ACE Inhibitors and the Diabetic Kidney

There are a lot of blood-pressure medicines to choose from. For the diabetic patient, not all choices are good ones.

Some blood-pressure medications have the side effect of raising blood sugar levels, and others mask the symptoms of low blood sugar, putting patients at risk of hypoglycemia. For these reasons and more, doctors prefer ACE inhibitors for their diabetic patients.

ACE Inhibitors

ACE (angiotensin-converting-enzyme) inhibitors are a class of drugs that are used to treat high blood pressure. They act to negate the effect of an enzyme in the body which produces angiotensin II.

Angiotensin II causes the muscles surrounding blood vessels to contract, narrowing the arteries, increasing blood pressure and forcing the heart to work harder. ACE inhibitors cause blood vessels to dilate and relax, counteracting the impact of the constricting muscle tension.

Kidney Disease

Diabetic patients are at increased risk for diabetic neuropathy because high blood sugar causes inflammation that damages the epithelial cells lining blood vessels, causing them to become hardened and inflexible and raising blood pressure. Elevated blood pressure can cause damage to the millions of tiny blood vessels (glomeruli) that serve as filters in the kidneys. The cumulative effect of this damage is impairment of the filtering mechanisms of the kidney, which is a significant issue for diabetics.

Benefits Beyond Blood Pressure

Doctors have another reason for prescribing ACE inhibitors to treat diabetics. This particular category of drug has been found to confer additional benefits to the kidney. Over time, it has been learned that ACE inhibitors actually slow the progression of diabetic kidney disease and chronic kidney disease, separate from their effect on high blood pressure. It is thought that this might be because the ACE inhibitors reduce proteins and excess amounts of fluid circulating in the bloodstream, reducing the volume of substances the kidneys need to filter out. This allows the kidneys to work more efficiently with less cumulative damage to the kidney.

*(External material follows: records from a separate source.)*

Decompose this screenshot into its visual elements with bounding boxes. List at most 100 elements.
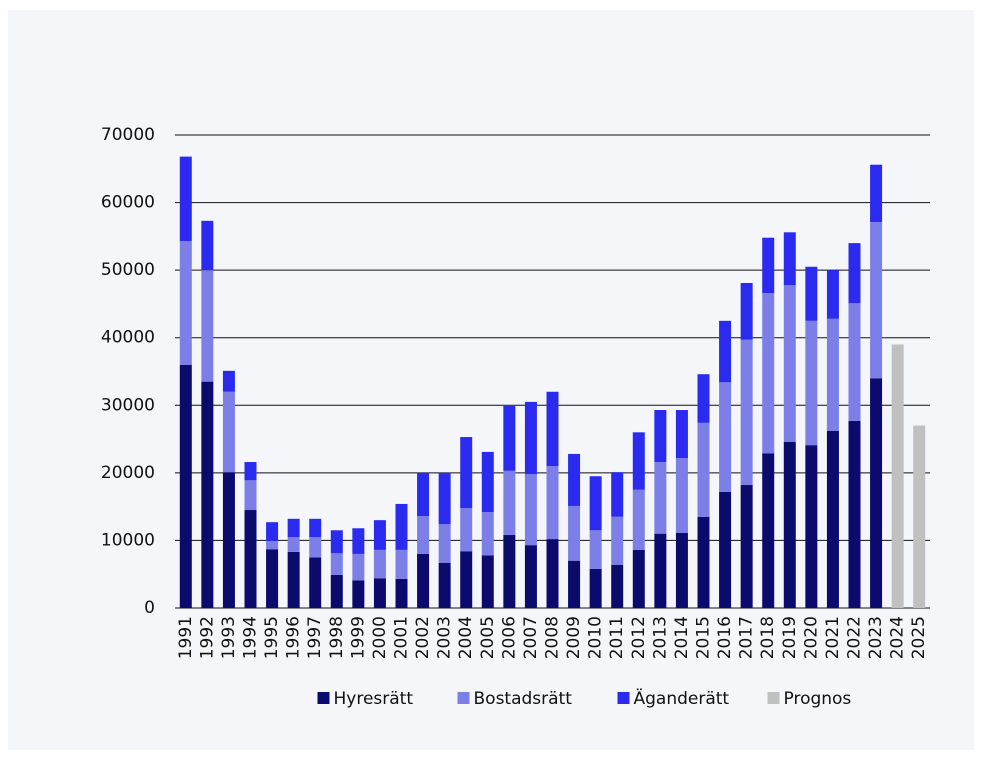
bar-segment <box>826 430 839 608</box>
x-tick-label: 2008 <box>543 616 563 659</box>
x-tick-label: 1992 <box>197 616 217 659</box>
bar-segment <box>719 491 732 608</box>
x-tick-label: 1993 <box>219 616 239 659</box>
bar-segment <box>632 489 645 550</box>
bar-segment <box>675 457 688 533</box>
bar-segment <box>201 381 214 608</box>
y-tick-label: 20000 <box>101 463 155 483</box>
legend-swatch <box>317 692 330 704</box>
legend-label: Prognos <box>784 689 852 709</box>
x-tick-label: 1997 <box>305 616 325 659</box>
bar-segment <box>503 470 516 536</box>
bar-segment <box>568 505 581 561</box>
bar-segment <box>546 466 559 540</box>
bar-segment <box>417 516 430 554</box>
bar-segment <box>179 364 192 608</box>
bar-segment <box>266 541 279 550</box>
x-tick-label: 2016 <box>715 616 735 659</box>
bar-segment <box>805 266 818 321</box>
bar-segment <box>719 382 732 492</box>
bar-segment <box>373 578 386 608</box>
x-tick-label: 2024 <box>888 616 908 659</box>
bar-segment <box>546 391 559 467</box>
bar-segment <box>675 532 688 608</box>
bar-segment <box>244 510 257 608</box>
x-tick-label: 2011 <box>607 616 627 659</box>
y-tick-label: 70000 <box>101 125 155 145</box>
bar-segment <box>481 451 494 513</box>
bar-segment <box>783 441 796 608</box>
bar-segment <box>460 437 473 508</box>
bar-segment <box>309 537 322 558</box>
bar-segment <box>589 476 602 531</box>
bar-segment <box>675 410 688 458</box>
bar-segment <box>740 339 753 486</box>
bar-segment <box>632 432 645 490</box>
bar-segment <box>395 549 408 579</box>
x-tick-label: 1991 <box>176 616 196 659</box>
legend-label: Hyresrätt <box>334 689 414 709</box>
bar-segment <box>546 539 559 608</box>
bar-segment <box>697 374 710 423</box>
legend-swatch <box>457 692 470 704</box>
x-tick-label: 1996 <box>284 616 304 659</box>
x-tick-label: 2018 <box>758 616 778 659</box>
bar-segment <box>524 545 537 608</box>
x-tick-label: 2007 <box>521 616 541 659</box>
legend-swatch <box>617 692 630 704</box>
x-tick-label: 2009 <box>564 616 584 659</box>
bar-segment <box>632 549 645 608</box>
bar-segment <box>287 537 300 552</box>
bar-segment <box>719 320 732 383</box>
bar-segment <box>826 270 839 319</box>
x-tick-label: 2025 <box>909 616 929 659</box>
bar-segment <box>503 405 516 471</box>
bar-segment <box>395 503 408 550</box>
bar-segment <box>611 516 624 565</box>
bar-segment <box>330 553 343 575</box>
x-tick-label: 2010 <box>586 616 606 659</box>
bar-segment <box>783 285 796 442</box>
bar-segment <box>805 445 818 608</box>
bar-segment <box>438 562 451 608</box>
bar-segment <box>330 530 343 554</box>
bar-segment <box>309 557 322 608</box>
bar-segment <box>266 549 279 608</box>
x-tick-label: 2006 <box>499 616 519 659</box>
bar-segment <box>481 555 494 608</box>
x-tick-label: 2019 <box>780 616 800 659</box>
bar-segment <box>481 512 494 556</box>
bar-segment <box>654 462 667 534</box>
bar-segment <box>870 378 883 608</box>
bar-segment <box>611 564 624 608</box>
bar-segment <box>287 518 300 538</box>
bar-segment <box>330 574 343 608</box>
x-tick-label: 2014 <box>672 616 692 659</box>
x-tick-label: 2017 <box>737 616 757 659</box>
bar-segment <box>762 293 775 454</box>
x-tick-label: 2020 <box>801 616 821 659</box>
bar-segment <box>222 370 235 392</box>
y-tick-label: 50000 <box>101 260 155 280</box>
bar-segment <box>913 425 926 608</box>
x-tick-label: 2021 <box>823 616 843 659</box>
y-tick-label: 10000 <box>101 530 155 550</box>
x-tick-label: 2012 <box>629 616 649 659</box>
bar-segment <box>848 303 861 421</box>
bar-segment <box>805 320 818 446</box>
y-tick-label: 0 <box>144 598 155 618</box>
bar-segment <box>697 516 710 608</box>
y-tick-label: 40000 <box>101 328 155 348</box>
y-tick-label: 60000 <box>101 193 155 213</box>
x-tick-label: 2013 <box>650 616 670 659</box>
bar-segment <box>179 156 192 242</box>
bar-segment <box>568 453 581 506</box>
bar-segment <box>740 282 753 340</box>
legend-swatch <box>767 692 780 704</box>
bar-segment <box>524 401 537 475</box>
bar-segment <box>783 232 796 286</box>
bar-segment <box>352 553 365 581</box>
bar-segment <box>201 270 214 382</box>
bar-segment <box>826 318 839 431</box>
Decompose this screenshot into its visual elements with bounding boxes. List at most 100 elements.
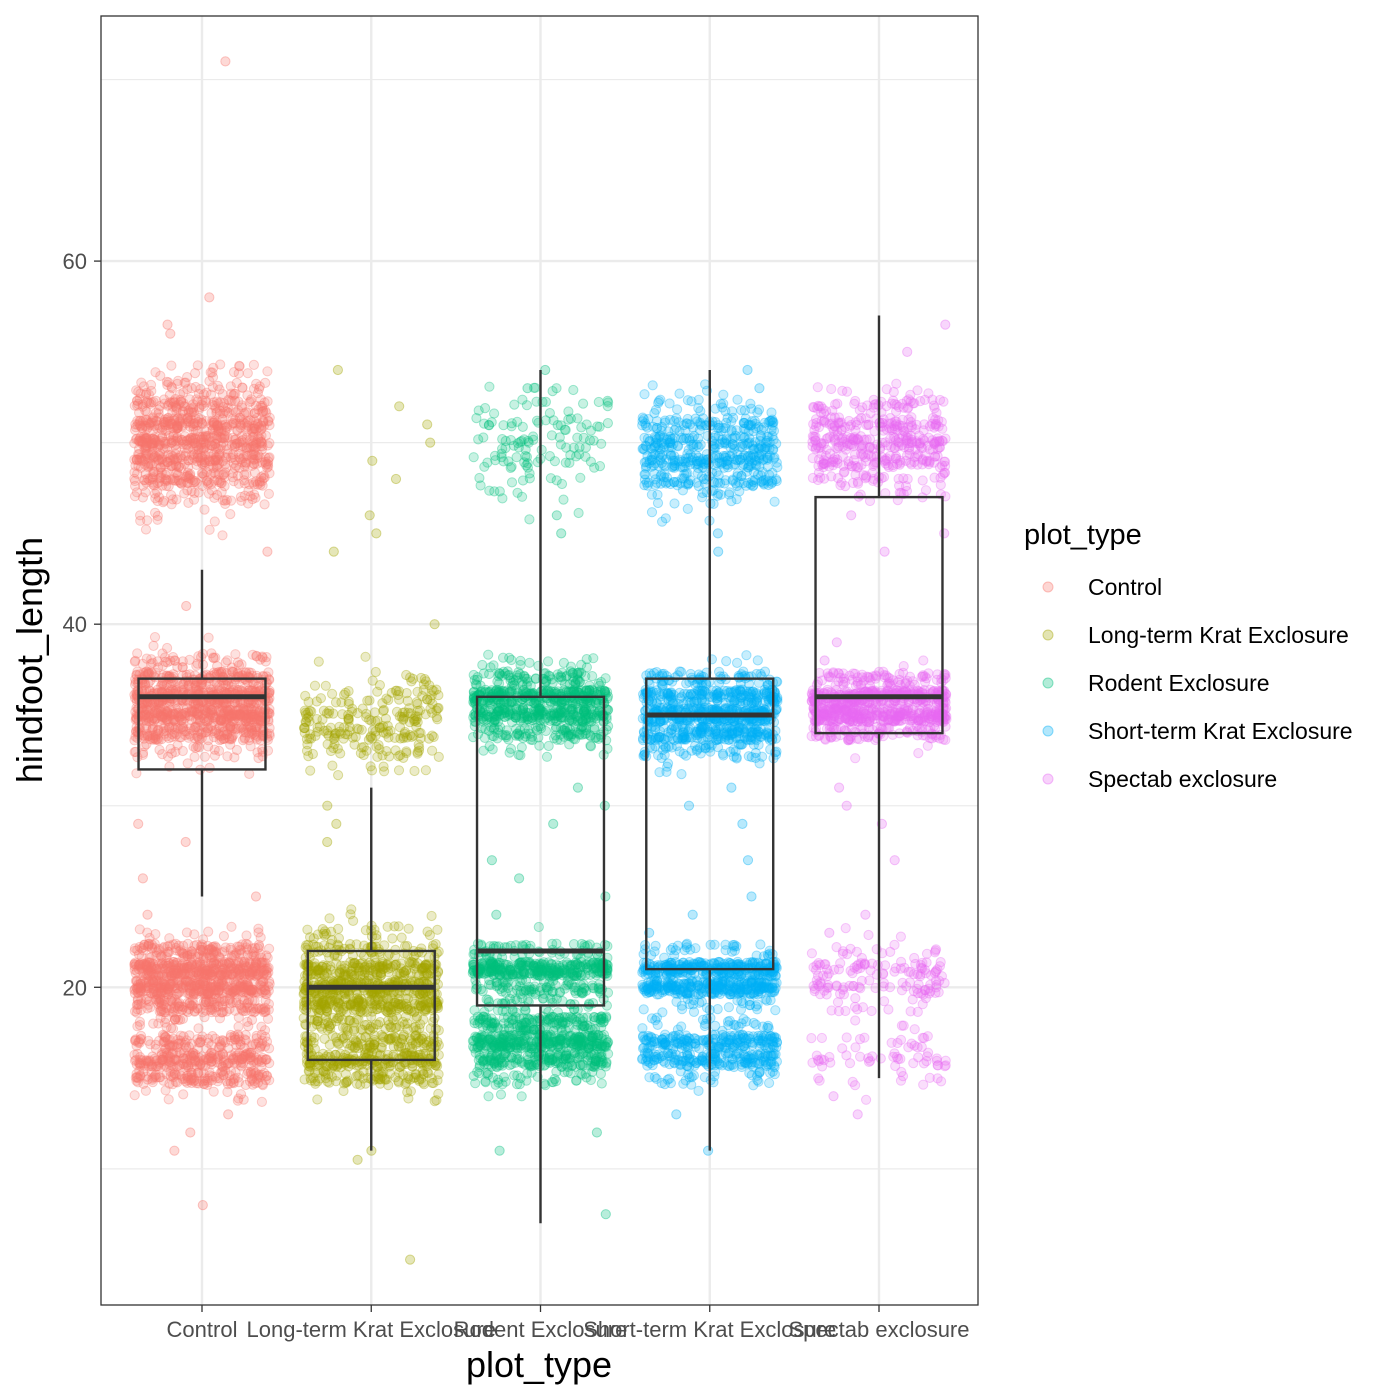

There are such significant benefits to using these drugs that some doctors have actually made the decision to prescribe them to diabetic or chronic kidney disease patients who don't have blood pressure issues.

Side Effects, Etc

ACE inhibitors are generally well-tolerated with few significant side effects. The most common is a persistent dry cough. Other side effects include headaches, fever and chills, trouble swallowing or upset stomach. Patients should notify their physicians if they experience any side effects that make them uncomfortable.

Physicians might see the need to prescribe a combination of medications to address diabetes. While ACE inhibitors are often prescribed alone, they can also be part of a multi-prong approach to dealing with high blood pressure.

ACE inhibitor brands include benazepril, lisinopril, captopril, enalapril, ramipril and perindopril, among others. All ACE inhibitors have a name that ends in -pril.